V: Was meinst Du da konkret?
JYL: Z.B. wird zur Zeit eine Kampagne gegen LehrerInnen und ihre angeblichen Privilegien gemacht. Das deutet an, daß Kürzungen im Bildungswesen geplant sind. Ganz allgemein: das Vertrauen in die Regierung Jospin ist nicht allzu groß. Am 10. Juni haben die wichtigsten Gewerkschaften eine Demo organisiert, die wohl als sanfte Warnung an die Regierung verstanden werden kann.
Daran haben immerhin 70.000 teilgenommen. Und in den nächsten Wochen sind eine Reihe von Demonstrationen und Streiks geplant. Am 30. September haben die TelekomunikationsarbeiterInnen gestreikt, und auch die EisenbahnerInnen und die LehrerInnen bereiten Aktionen vor.

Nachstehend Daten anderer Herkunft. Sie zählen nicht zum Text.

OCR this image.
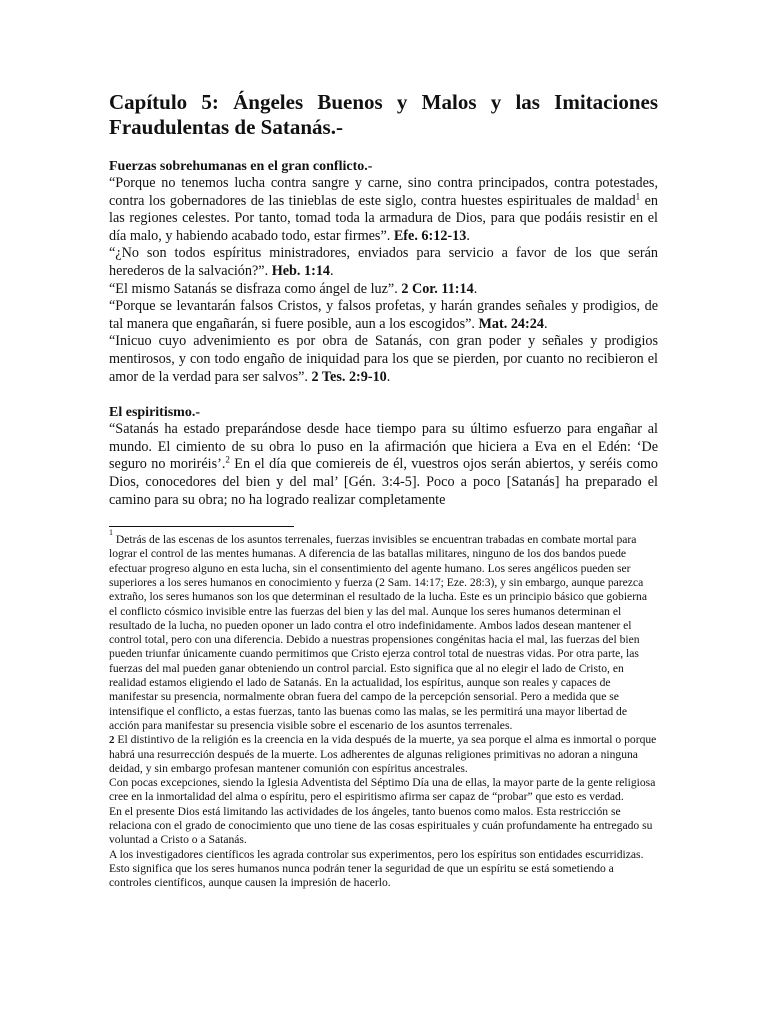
Capítulo 5: Ángeles Buenos y Malos y las Imitaciones Fraudulentas de Satanás.-
Fuerzas sobrehumanas en el gran conflicto.-

“Porque no tenemos lucha contra sangre y carne, sino contra principados, contra potestades, contra los gobernadores de las tinieblas de este siglo, contra huestes espirituales de maldad$^1$ en las regiones celestes. Por tanto, tomad toda la armadura de Dios, para que podáis resistir en el día malo, y habiendo acabado todo, estar firmes”. Efe. 6:12-13.

“¿No son todos espíritus ministradores, enviados para servicio a favor de los que serán herederos de la salvación?”. Heb. 1:14.

“El mismo Satanás se disfraza como ángel de luz”. 2 Cor. 11:14.

“Porque se levantarán falsos Cristos, y falsos profetas, y harán grandes señales y prodigios, de tal manera que engañarán, si fuere posible, aun a los escogidos”. Mat. 24:24.

“Inicuo cuyo advenimiento es por obra de Satanás, con gran poder y señales y prodigios mentirosos, y con todo engaño de iniquidad para los que se pierden, por cuanto no recibieron el amor de la verdad para ser salvos”. 2 Tes. 2:9-10.

El espiritismo.-

“Satanás ha estado preparándose desde hace tiempo para su último esfuerzo para engañar al mundo. El cimiento de su obra lo puso en la afirmación que hiciera a Eva en el Edén: ‘De seguro no moriréis’.$^2$ En el día que comiereis de él, vuestros ojos serán abiertos, y seréis como Dios, conocedores del bien y del mal’ [Gén. 3:4-5]. Poco a poco [Satanás] ha preparado el camino para su obra; no ha logrado realizar completamente

$^1$ Detrás de las escenas de los asuntos terrenales, fuerzas invisibles se encuentran trabadas en combate mortal para lograr el control de las mentes humanas. A diferencia de las batallas militares, ninguno de los dos bandos puede efectuar progreso alguno en esta lucha, sin el consentimiento del agente humano. Los seres angélicos pueden ser superiores a los seres humanos en conocimiento y fuerza (2 Sam. 14:17; Eze. 28:3), y sin embargo, aunque parezca extraño, los seres humanos son los que determinan el resultado de la lucha. Este es un principio básico que gobierna el conflicto cósmico invisible entre las fuerzas del bien y las del mal. Aunque los seres humanos determinan el resultado de la lucha, no pueden oponer un lado contra el otro indefinidamente. Ambos lados desean mantener el control total, pero con una diferencia. Debido a nuestras propensiones congénitas hacia el mal, las fuerzas del bien pueden triunfar únicamente cuando permitimos que Cristo ejerza control total de nuestras vidas. Por otra parte, las fuerzas del mal pueden ganar obteniendo un control parcial. Esto significa que al no elegir el lado de Cristo, en realidad estamos eligiendo el lado de Satanás. En la actualidad, los espíritus, aunque son reales y capaces de manifestar su presencia, normalmente obran fuera del campo de la percepción sensorial. Pero a medida que se intensifique el conflicto, a estas fuerzas, tanto las buenas como las malas, se les permitirá una mayor libertad de acción para manifestar su presencia visible sobre el escenario de los asuntos terrenales.

2 El distintivo de la religión es la creencia en la vida después de la muerte, ya sea porque el alma es inmortal o porque habrá una resurrección después de la muerte. Los adherentes de algunas religiones primitivas no adoran a ninguna deidad, y sin embargo profesan mantener comunión con espíritus ancestrales.

Con pocas excepciones, siendo la Iglesia Adventista del Séptimo Día una de ellas, la mayor parte de la gente religiosa cree en la inmortalidad del alma o espíritu, pero el espiritismo afirma ser capaz de “probar” que esto es verdad.

En el presente Dios está limitando las actividades de los ángeles, tanto buenos como malos. Esta restricción se relaciona con el grado de conocimiento que uno tiene de las cosas espirituales y cuán profundamente ha entregado su voluntad a Cristo o a Satanás.

A los investigadores científicos les agrada controlar sus experimentos, pero los espíritus son entidades escurridizas. Esto significa que los seres humanos nunca podrán tener la seguridad de que un espíritu se está sometiendo a controles científicos, aunque causen la impresión de hacerlo.
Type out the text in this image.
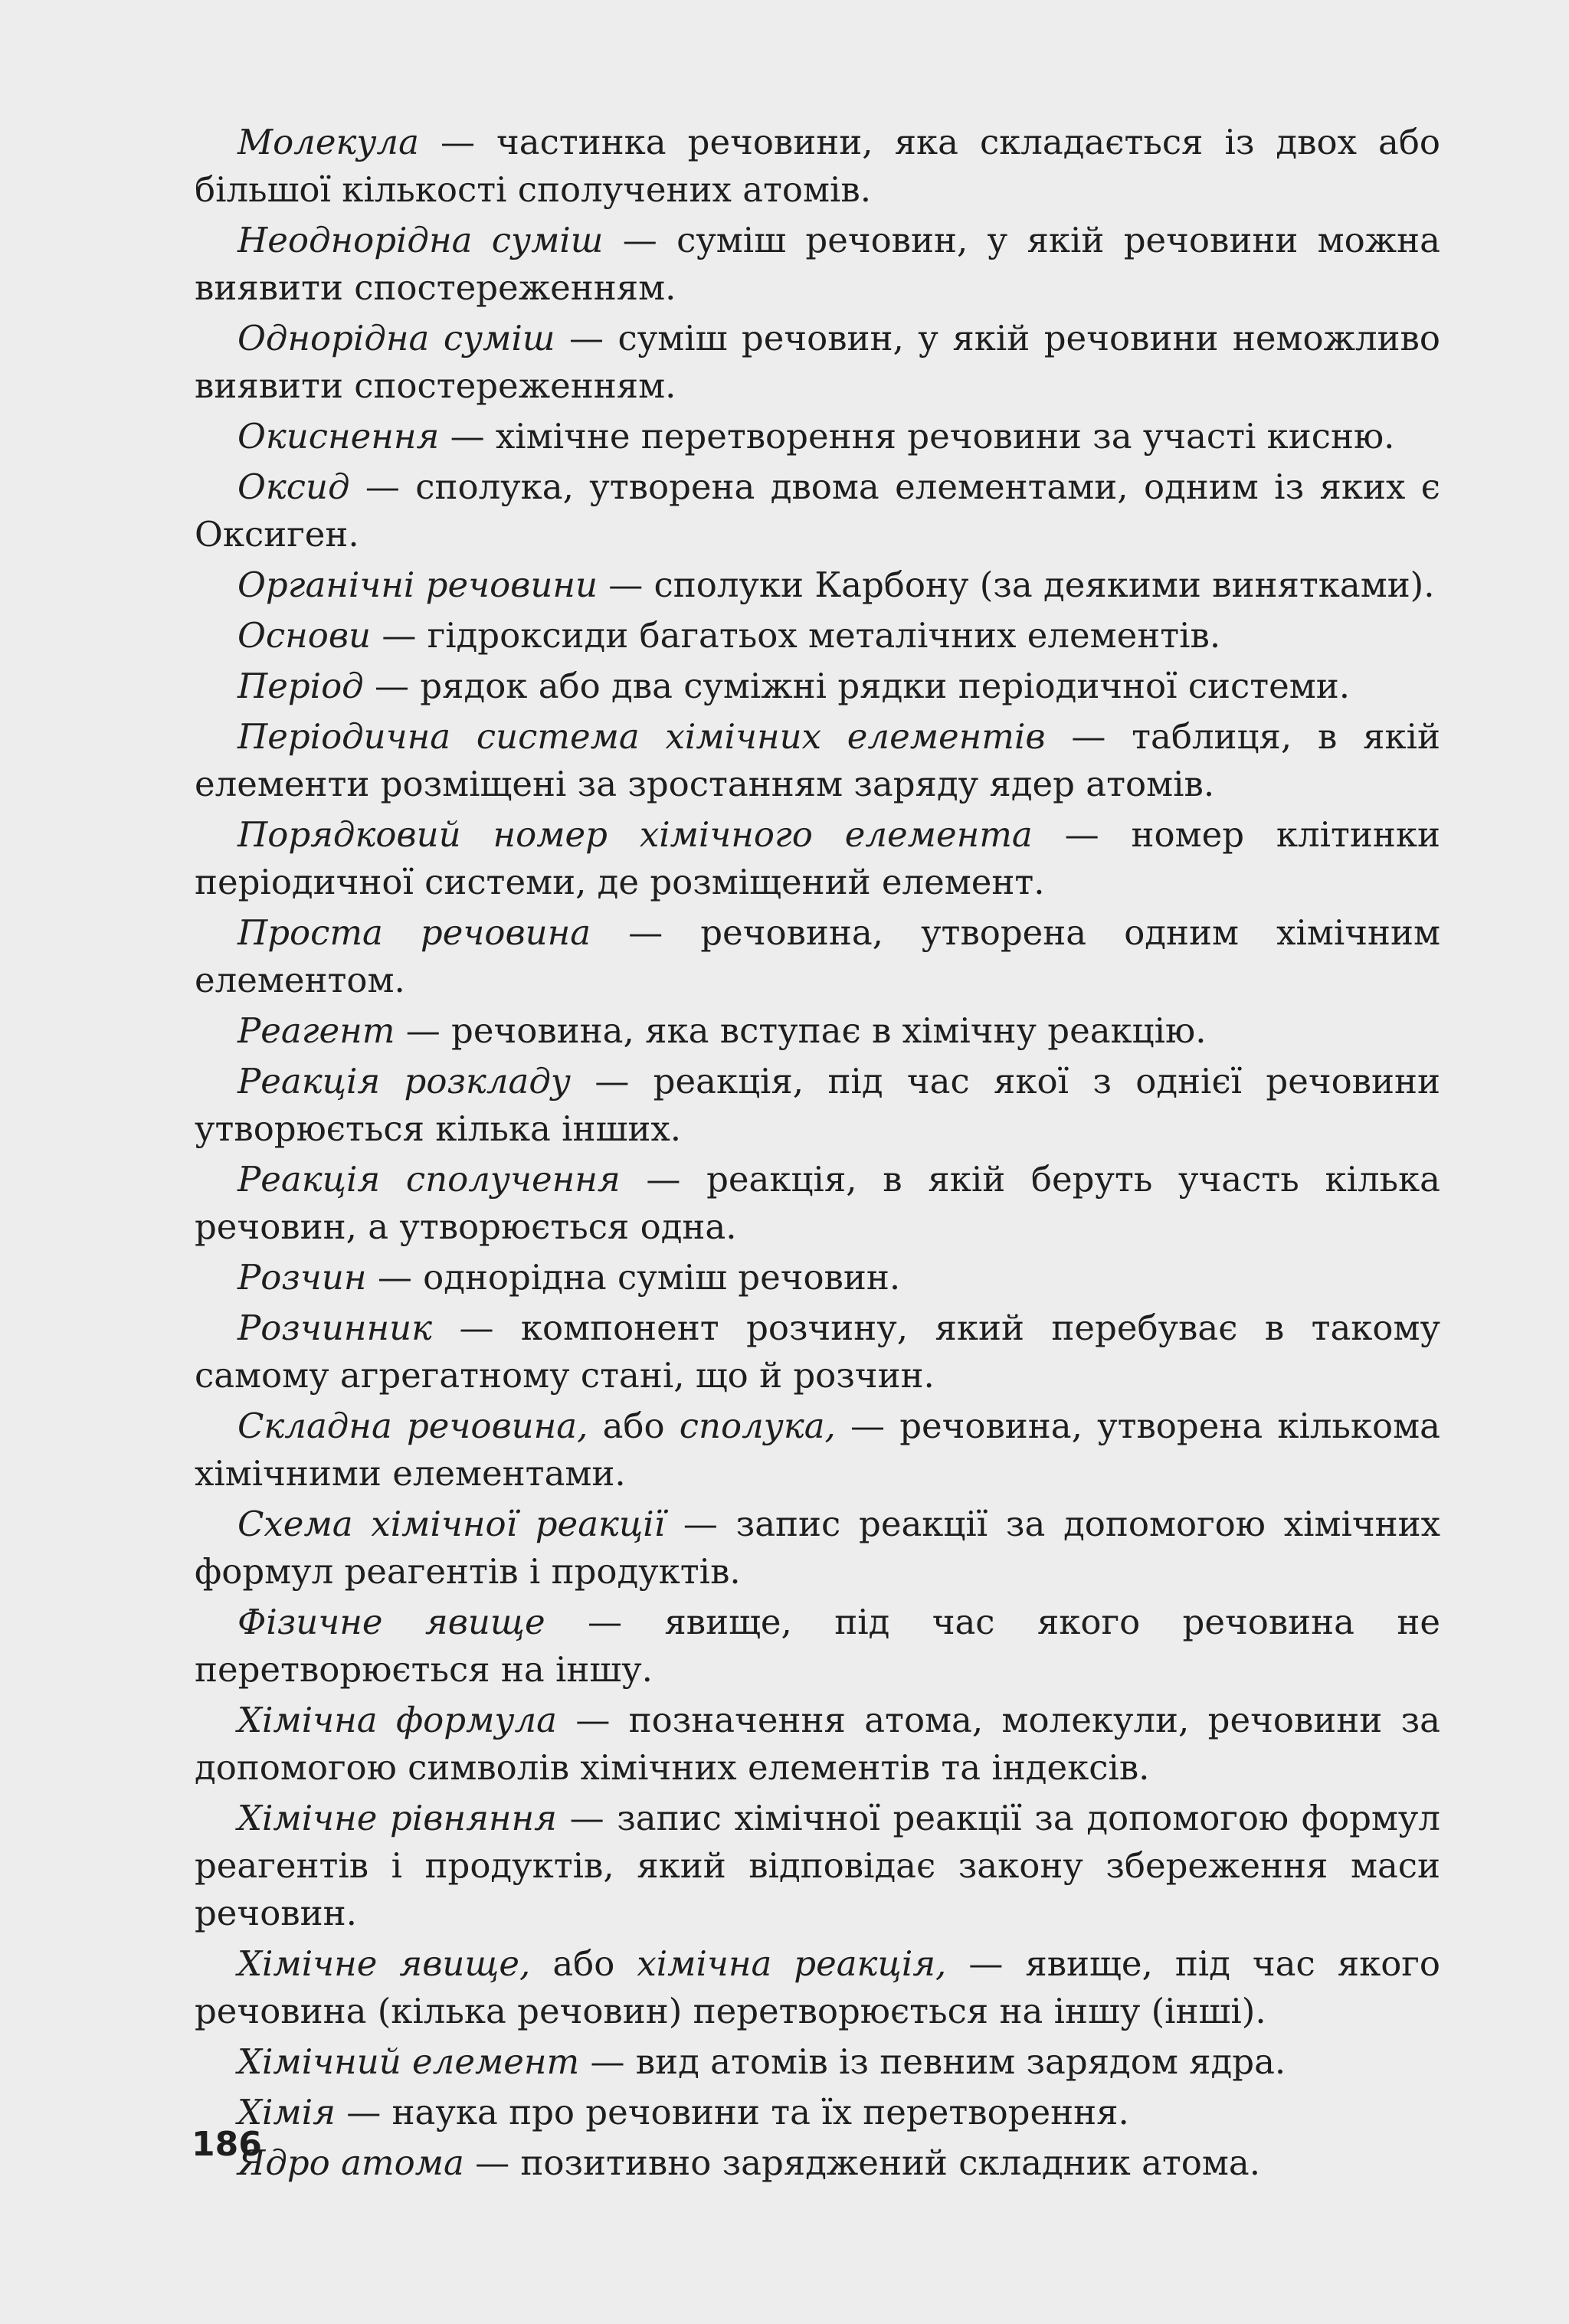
Молекула — частинка речовини, яка складається із двох або більшої кількості сполучених атомів.

Неоднорідна суміш — суміш речовин, у якій речовини можна виявити спостереженням.

Однорідна суміш — суміш речовин, у якій речовини неможливо виявити спостереженням.

Окиснення — хімічне перетворення речовини за участі кисню.

Оксид — сполука, утворена двома елементами, одним із яких є Оксиген.

Органічні речовини — сполуки Карбону (за деякими винятками).

Основи — гідроксиди багатьох металічних елементів.

Період — рядок або два суміжні рядки періодичної системи.

Періодична система хімічних елементів — таблиця, в якій елементи розміщені за зростанням заряду ядер атомів.

Порядковий номер хімічного елемента — номер клітинки періодичної системи, де розміщений елемент.

Проста речовина — речовина, утворена одним хімічним елементом.

Реагент — речовина, яка вступає в хімічну реакцію.

Реакція розкладу — реакція, під час якої з однієї речовини утворюється кілька інших.

Реакція сполучення — реакція, в якій беруть участь кілька речовин, а утворюється одна.

Розчин — однорідна суміш речовин.

Розчинник — компонент розчину, який перебуває в такому самому агрегатному стані, що й розчин.

Складна речовина, або сполука, — речовина, утворена кількома хімічними елементами.

Схема хімічної реакції — запис реакції за допомогою хімічних формул реагентів і продуктів.

Фізичне явище — явище, під час якого речовина не перетворюється на іншу.

Хімічна формула — позначення атома, молекули, речовини за допомогою символів хімічних елементів та індексів.

Хімічне рівняння — запис хімічної реакції за допомогою формул реагентів і продуктів, який відповідає закону збереження маси речовин.

Хімічне явище, або хімічна реакція, — явище, під час якого речовина (кілька речовин) перетворюється на іншу (інші).

Хімічний елемент — вид атомів із певним зарядом ядра.

Хімія — наука про речовини та їх перетворення.

Ядро атома — позитивно заряджений складник атома.

186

V: Was tut Gauche Revolutionaire?
JYL: Einerseits fordern wir weiterhin die Arbeitszeitverkürzung auf mindestens 35-Stunden bei vollem Lohn. Hier darf es keine Abstriche geben. Ein anderes wichtiges Thema sind immer noch die rassistischen Gesetze der Regierung gegen ImmigrantInnen und die sogenannten „Papierlosen“. Jospin hat diese - entgegen seinen Ankündigungen - nur geändert, und hier nicht alles zum Guten! Insgesamt ist viel zu tun, denn Jospin entpuppt sich immer mehr als französischer Blair, dessen Politik sich von jener der bürgerlichen Parteien nicht unterscheidet!